Pacification or impunity?


    By Carlos Tablante

    ptg02358014The Venezuelan government uses criminal gangs to ensure political and social control of the protests. While criminalizing protesters and ignoring the opposition, the government dialogues with delinquents.

    In recent days, journalist Olga Maribel Navas told UN Radio the shocking experienced that she witnessed when attending a meeting held between with representatives of the chavista regime with a dangerous gang operating in the Eastern Freeway.

    In recent days, the journalist Olga Maribel Navas UNRadio recounted in vivid shocking experience for her to attend a meeting between representatives of the regime and a gang operating in the Eastern Freeway. In this link you can listen to the story (in Spanish) that she told UN Radio, which reflects, as she puts it, “the tremendous problem that Venezuelans have gotten into”:–Bandas-se-suman-a-plan-de-pacificacion.aspx

    This story confirms what I said in Washington DC on February 11, 2014, during the presentation to the press of my book “Estado delincuente”: President Nicolás Maduro is imposing a pact to cohabit with criminals in Venezuela.

    As of February 12, 2014, president Nicolás Maduro launched a brutal crackdown, judicializing politics, persecuting and imprisoning dissidents and all those who think differently and democratically express their rejection of the regime’s policy. As thousands of students and social and political leaders are under rigged lawsuits and others have gone to jail for arbitrary decisions and in violation of their human rights, the chavista establishment that misgoverns Venezuela is negotiating secret agreements with more than 12,000 gangs operating in the country, gangs that are dealing with drugs, kidnapping, extorting and murdering Venezuelans.

    In 2014 there were 25,700 homicides in Venezuela, making ours the most violent country in the world.

    As witnessed by the above-mentioned journalist, criminals currently negotiating with José Vicente Rangel Ávalos, Deputy  Minister, Domestic Policy and Legal Security, are complaining that the government persecutes them and not the boliburgeois, which have robbed the state billions of dollars with the complicity of senior government officials, of which hardly anyone speaks. A clear illustration of this is the tremendous financial loss for the Venezuelan state that caused the financial crisis in 2009-2011 (pseudo-bankers responsible for causing this crises are all free and the government is even returning their “goods” to some) and the arbitrary allocation of more than US$ 20 billion from Cadivi to shell companies to undertake fictitious imports. The presidential commission responsible for investigating this case has not yet presented its report, nor has it published a list of the shell companies involved in the macro-scam, a practice called “cadivismo” by the very Nicolás Maduro.

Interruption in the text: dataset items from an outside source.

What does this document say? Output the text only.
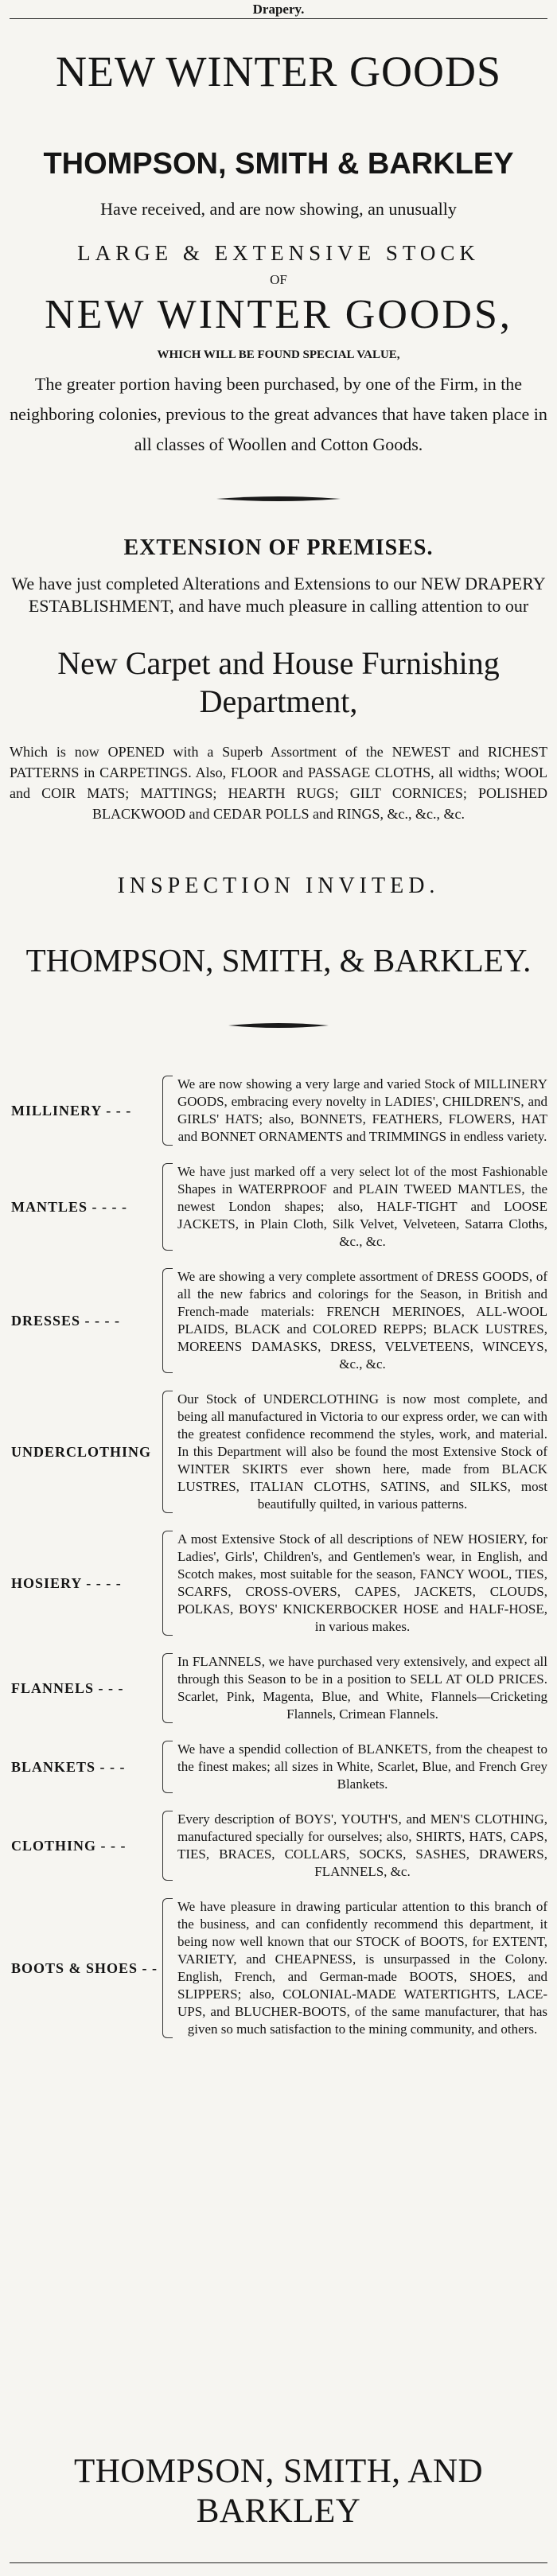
Drapery.
NEW WINTER GOODS
THOMPSON, SMITH & BARKLEY
Have received, and are now showing, an unusually
LARGE & EXTENSIVE STOCK
OF
NEW WINTER GOODS,
WHICH WILL BE FOUND SPECIAL VALUE,
The greater portion having been purchased, by one of the Firm, in the neighboring colonies, previous to the great advances that have taken place in all classes of Woollen and Cotton Goods.
EXTENSION OF PREMISES.
We have just completed Alterations and Extensions to our NEW DRAPERY ESTABLISHMENT, and have much pleasure in calling attention to our
New Carpet and House Furnishing Department,
Which is now OPENED with a Superb Assortment of the NEWEST and RICHEST PATTERNS in CARPETINGS. Also, FLOOR and PASSAGE CLOTHS, all widths; WOOL and COIR MATS; MATTINGS; HEARTH RUGS; GILT CORNICES; POLISHED BLACKWOOD and CEDAR POLLS and RINGS, &c., &c., &c.
INSPECTION INVITED.
THOMPSON, SMITH, & BARKLEY.
MILLINERY - - -
We are now showing a very large and varied Stock of MILLINERY GOODS, embracing every novelty in LADIES', CHILDREN'S, and GIRLS' HATS; also, BONNETS, FEATHERS, FLOWERS, HAT and BONNET ORNAMENTS and TRIMMINGS in endless variety.
MANTLES - - - -
We have just marked off a very select lot of the most Fashionable Shapes in WATERPROOF and PLAIN TWEED MANTLES, the newest London shapes; also, HALF-TIGHT and LOOSE JACKETS, in Plain Cloth, Silk Velvet, Velveteen, Satarra Cloths, &c., &c.
DRESSES - - - -
We are showing a very complete assortment of DRESS GOODS, of all the new fabrics and colorings for the Season, in British and French-made materials: FRENCH MERINOES, ALL-WOOL PLAIDS, BLACK and COLORED REPPS; BLACK LUSTRES, MOREENS DAMASKS, DRESS, VELVETEENS, WINCEYS, &c., &c.
UNDERCLOTHING
Our Stock of UNDERCLOTHING is now most complete, and being all manufactured in Victoria to our express order, we can with the greatest confidence recommend the styles, work, and material. In this Department will also be found the most Extensive Stock of WINTER SKIRTS ever shown here, made from BLACK LUSTRES, ITALIAN CLOTHS, SATINS, and SILKS, most beautifully quilted, in various patterns.
HOSIERY - - - -
A most Extensive Stock of all descriptions of NEW HOSIERY, for Ladies', Girls', Children's, and Gentlemen's wear, in English, and Scotch makes, most suitable for the season, FANCY WOOL, TIES, SCARFS, CROSS-OVERS, CAPES, JACKETS, CLOUDS, POLKAS, BOYS' KNICKERBOCKER HOSE and HALF-HOSE, in various makes.
FLANNELS - - -
In FLANNELS, we have purchased very extensively, and expect all through this Season to be in a position to SELL AT OLD PRICES. Scarlet, Pink, Magenta, Blue, and White, Flannels—Cricketing Flannels, Crimean Flannels.
BLANKETS - - -
We have a spendid collection of BLANKETS, from the cheapest to the finest makes; all sizes in White, Scarlet, Blue, and French Grey Blankets.
CLOTHING - - -
Every description of BOYS', YOUTH'S, and MEN'S CLOTHING, manufactured specially for ourselves; also, SHIRTS, HATS, CAPS, TIES, BRACES, COLLARS, SOCKS, SASHES, DRAWERS, FLANNELS, &c.
BOOTS & SHOES - -
We have pleasure in drawing particular attention to this branch of the business, and can confidently recommend this department, it being now well known that our STOCK of BOOTS, for EXTENT, VARIETY, and CHEAPNESS, is unsurpassed in the Colony. English, French, and German-made BOOTS, SHOES, and SLIPPERS; also, COLONIAL-MADE WATERTIGHTS, LACE-UPS, and BLUCHER-BOOTS, of the same manufacturer, that has given so much satisfaction to the mining community, and others.
THOMPSON, SMITH, AND BARKLEY
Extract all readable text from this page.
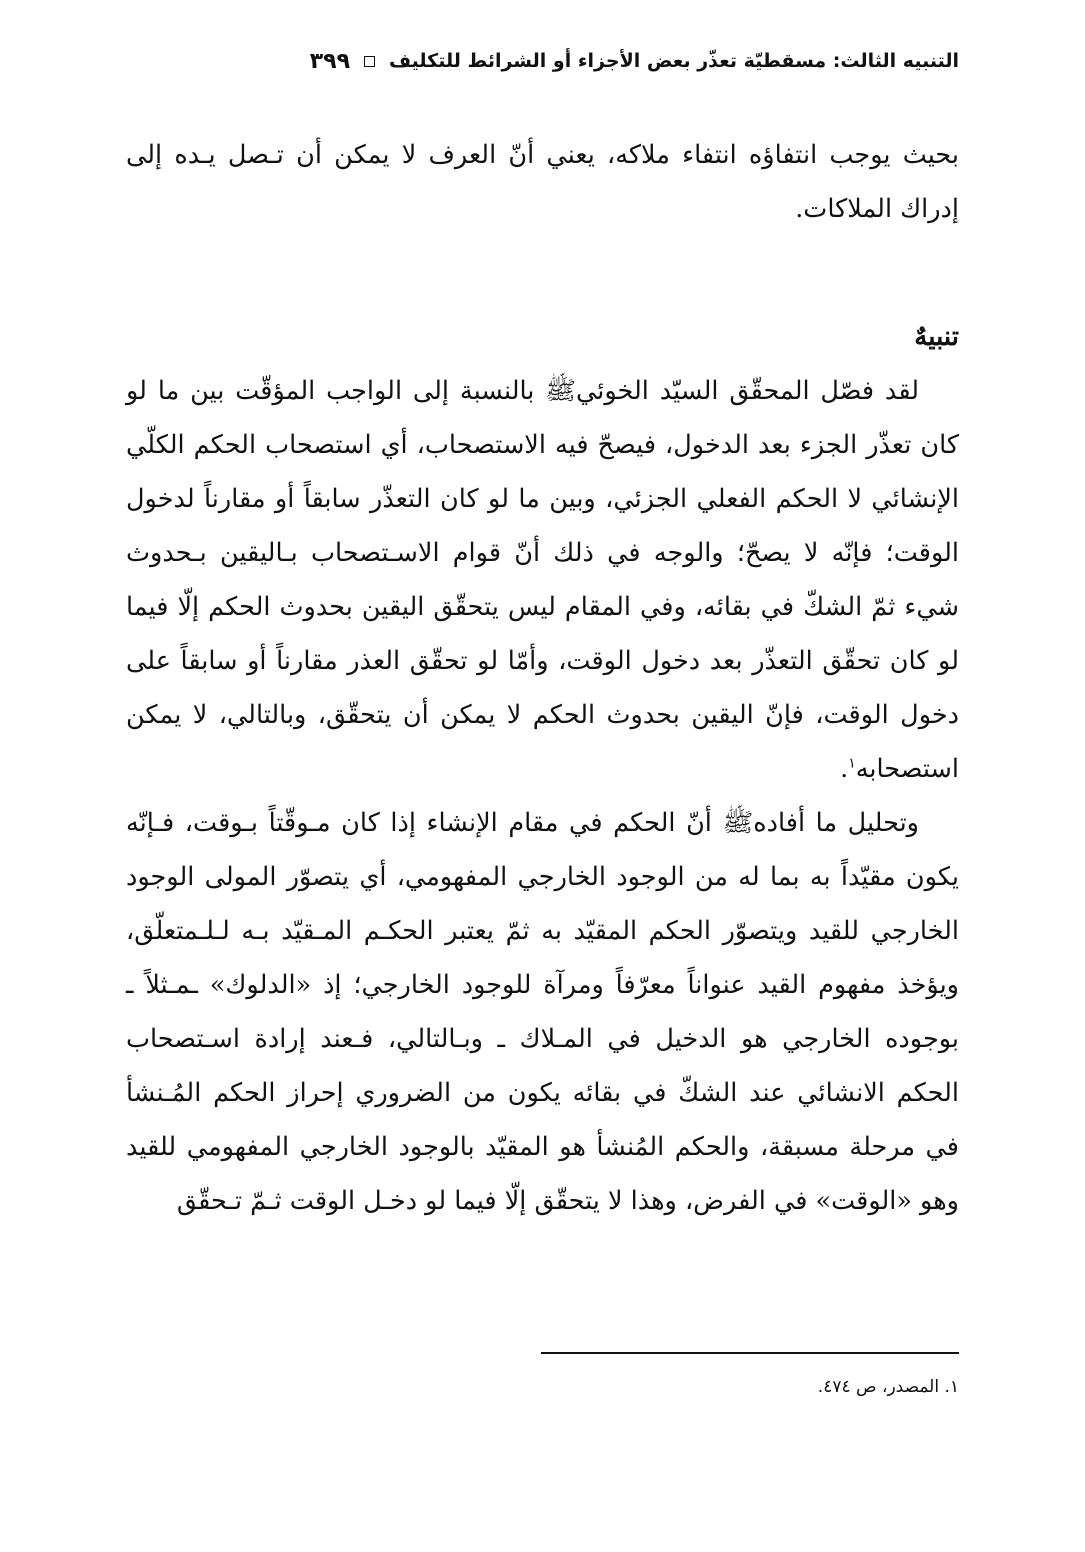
التنبيه الثالث: مسقطيّة تعذّر بعض الأجزاء أو الشرائط للتكليف
٣٩٩

بحيث يوجب انتفاؤه انتفاء ملاكه، يعني أنّ العرف لا يمكن أن تـصل يـده إلى إدراك الملاكات.

تنبيهٌ

لقد فصّل المحقّق السيّد الخوئيﷺ بالنسبة إلى الواجب المؤقّت بين ما لو كان تعذّر الجزء بعد الدخول، فيصحّ فيه الاستصحاب، أي استصحاب الحكم الكلّي الإنشائي لا الحكم الفعلي الجزئي، وبين ما لو كان التعذّر سابقاً أو مقارناً لدخول الوقت؛ فإنّه لا يصحّ؛ والوجه في ذلك أنّ قوام الاسـتصحاب بـاليقين بـحدوث شيء ثمّ الشكّ في بقائه، وفي المقام ليس يتحقّق اليقين بحدوث الحكم إلّا فيما لو كان تحقّق التعذّر بعد دخول الوقت، وأمّا لو تحقّق العذر مقارناً أو سابقاً على دخول الوقت، فإنّ اليقين بحدوث الحكم لا يمكن أن يتحقّق، وبالتالي، لا يمكن استصحابه$^١$.

وتحليل ما أفادهﷺ أنّ الحكم في مقام الإنشاء إذا كان مـوقّتاً بـوقت، فـإنّه يكون مقيّداً به بما له من الوجود الخارجي المفهومي، أي يتصوّر المولى الوجود الخارجي للقيد ويتصوّر الحكم المقيّد به ثمّ يعتبر الحكـم المـقيّد بـه لـلـمتعلّق، ويؤخذ مفهوم القيد عنواناً معرّفاً ومرآة للوجود الخارجي؛ إذ «الدلوك» ـمـثلاً ـ بوجوده الخارجي هو الدخيل في المـلاك ـ وبـالتالي، فـعند إرادة اسـتصحاب الحكم الانشائي عند الشكّ في بقائه يكون من الضروري إحراز الحكم المُـنشأ في مرحلة مسبقة، والحكم المُنشأ هو المقيّد بالوجود الخارجي المفهومي للقيد وهو «الوقت» في الفرض، وهذا لا يتحقّق إلّا فيما لو دخـل الوقت ثـمّ تـحقّق

١. المصدر، ص ٤٧٤.
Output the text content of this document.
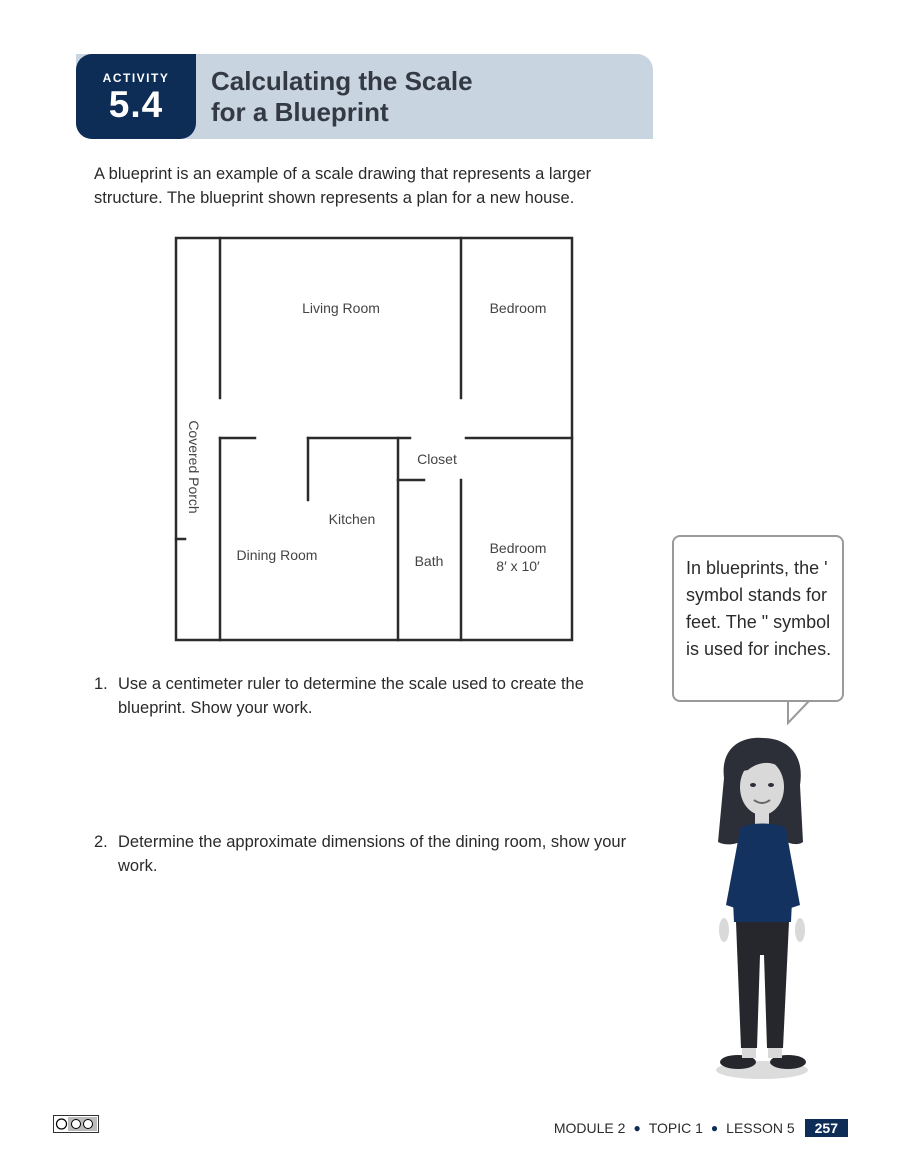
ACTIVITY
5.4
Calculating the Scale
for a Blueprint
A blueprint is an example of a scale drawing that represents a larger structure. The blueprint shown represents a plan for a new house.
Living Room	Bedroom
Covered Porch	Closet
Kitchen
Dining Room	Bath
Bedroom
8′ x 10′
1. Use a centimeter ruler to determine the scale used to create the blueprint. Show your work.
2. Determine the approximate dimensions of the dining room, show your work.
In blueprints, the ʹ symbol stands for feet. The ʺ symbol is used for inches.
MODULE 2 ● TOPIC 1 ● LESSON 5	257
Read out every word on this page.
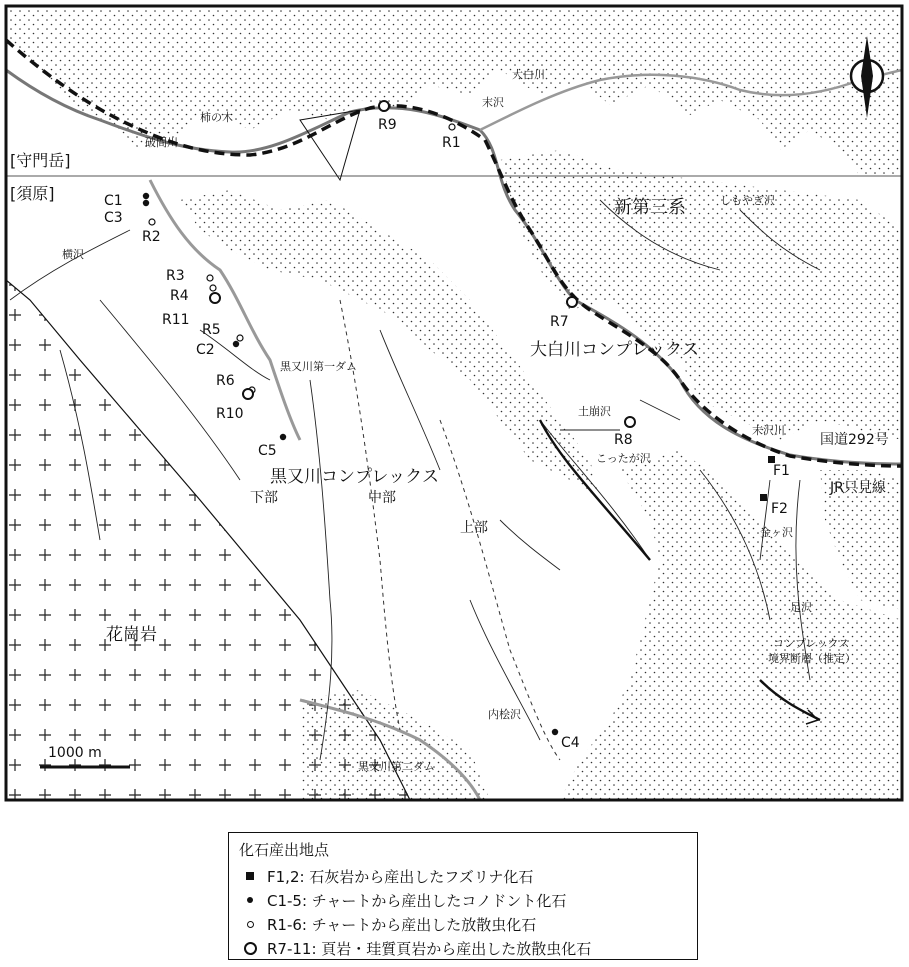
N
1000 m
[守門岳]
[須原]
新第三系
大白川コンプレックス
黒又川コンプレックス
花崗岩
下部	中部
上部
コンプレックス
境界断層（推定）
大白川
末沢
柿の木
破間川
しもやぎ沢
横沢
黒又川第一ダム
土崩沢
こったが沢
末沢川
国道292号
JR只見線
金ヶ沢
足沢
内桧沢
黒又川第二ダム
F1
F2
C1
C3
C2
C5
C4
R1
R2
R3
R4
R5
R6
R7
R8
R9
R10
R11
化石産出地点
F1,2: 石灰岩から産出したフズリナ化石
C1-5: チャートから産出したコノドント化石
R1-6: チャートから産出した放散虫化石
R7-11: 頁岩・珪質頁岩から産出した放散虫化石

    We are facing a set of corruption networks that encourage impunity and replace the rule of law by a criminal state.

    This criminal state that moves in the shadows and make secret deals with highly dangerous criminals behind Venezuelans’ backs, is the same that makes fun of dialogue, that imprisons young people, arbitrarily removes immunity to MPs from the opposition, keeps majors Enzo Scarano and Daniel Ceballos illegally and unfairly detained, and treats cruelly Leopoldo López, who remains in the Ramo Verde prison isolated from friends and fellows from his party, often unable to even receiving family visits. Our right to life, stablished in Article 55 of the Venezuelan Constitution, is attacked from multiple sides: on the one hand, by corrupt officials and their boliburgois accomplices that steal from the state  and generate shortages of food and medicine, lousy public services, hyperinflation, business closures and unemployment. On the other hand, there are the criminal gangs with which government secretly negotiates and that are responsible for, among other violent crimes, murdering an average of three Venezuelans every hour.

    Here is the question: Why is the government of Nicolás Maduro engaging in negotiations with such powerful criminal gangs? Based on the violent nature of these gangs that terrorize neighbours and students during protests and kill trade unionists (for further reference, read my book The Criminal State: Organized crime in Venezuela) and judging by the shameful Gordo (fat) Bayón episode, it appears that the sole purpose of those negotiations is to politically and socially control popular protests (be it from students, neighbours or employees) in exchange for impunity.